AllMusic critic Thom Jurek said that the song "underscores the blues-rock motif [of Morrison Hotel], with roiling electric piano, stinging guitar vamps, and Densmore's swaggering shuffle." Chicago Tribune critic Lew Harris said that it represents "the group's contribution to the Rock Revival, if only in basic structure" and particularly praised Manzarek's "Jerry Lee Lewis piano." Robb Baker said in the Chicago Tribune that "You Make Me Real" is free-wheeling, bluesy rock ... where Jim[sic] Densmore's drums fight with Robby Krieger's old time rock and roll guitar until both suddenly stop and Manzarak's piano absolutely tinkles across the room," calling the song "really, really beautiful." The New Rolling Stone Album Guide stated that the strain of Morrison's voice lends grit to the song. Rolling Stone critic Narendra Kusnur considered it among Morrison's most underrated songs, particularly praising his vocal performance. Classic Rock critic Max Bell praised the chord breaks as being "insane".
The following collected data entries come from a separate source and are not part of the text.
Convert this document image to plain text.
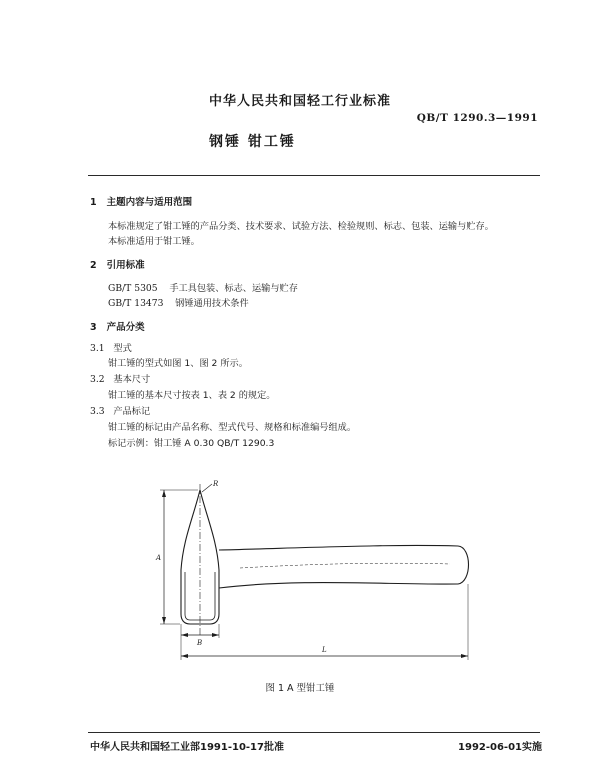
中华人民共和国轻工行业标准
QB/T 1290.3—1991
钢锤 钳工锤
1 主题内容与适用范围
本标准规定了钳工锤的产品分类、技术要求、试验方法、检验规则、标志、包装、运输与贮存。
本标准适用于钳工锤。
2 引用标准
GB/T 5305 手工具包装、标志、运输与贮存
GB/T 13473 钢锤通用技术条件
3 产品分类
3.1 型式
钳工锤的型式如图 1、图 2 所示。
3.2 基本尺寸
钳工锤的基本尺寸按表 1、表 2 的规定。
3.3 产品标记
钳工锤的标记由产品名称、型式代号、规格和标准编号组成。
标记示例：钳工锤 A 0.30 QB/T 1290.3
R
A
B
L
图 1 A 型钳工锤
中华人民共和国轻工业部1991-10-17批准	1992-06-01实施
On the other hand, music journalist Gillian G. Gaar considered "You Make Me Real" to be weaker than its B-side, "Roadhouse Blues". Tony Thompson said that is not one of the Doors' great songs and wonders why it was chosen over "Roadhouse Blues" and other Morrison Hotel tracks to be the lead single from the album.

== Personnel ==
According to Heinz Gerstenmeyer:

The Doors
- Jim Morrison – vocals
- Robby Krieger – guitar
- Ray Manzarek – Wurlitzer piano, tack piano
- John Densmore – drums

Additional musicians
- Ray Neapolitan – bass

==Other releases==
"You Make Me Real" was included on the Doors' 2003 compilation album Legacy: The Absolute Best. A live version from a 1969 show was included on the Doors' 1983 live album Alive, She Cried. An early version of the song was released on the Doors' live album London Fog 1966. The Guardian critic Dave Simpson called this version "tightly wound" and "thrillingly focused."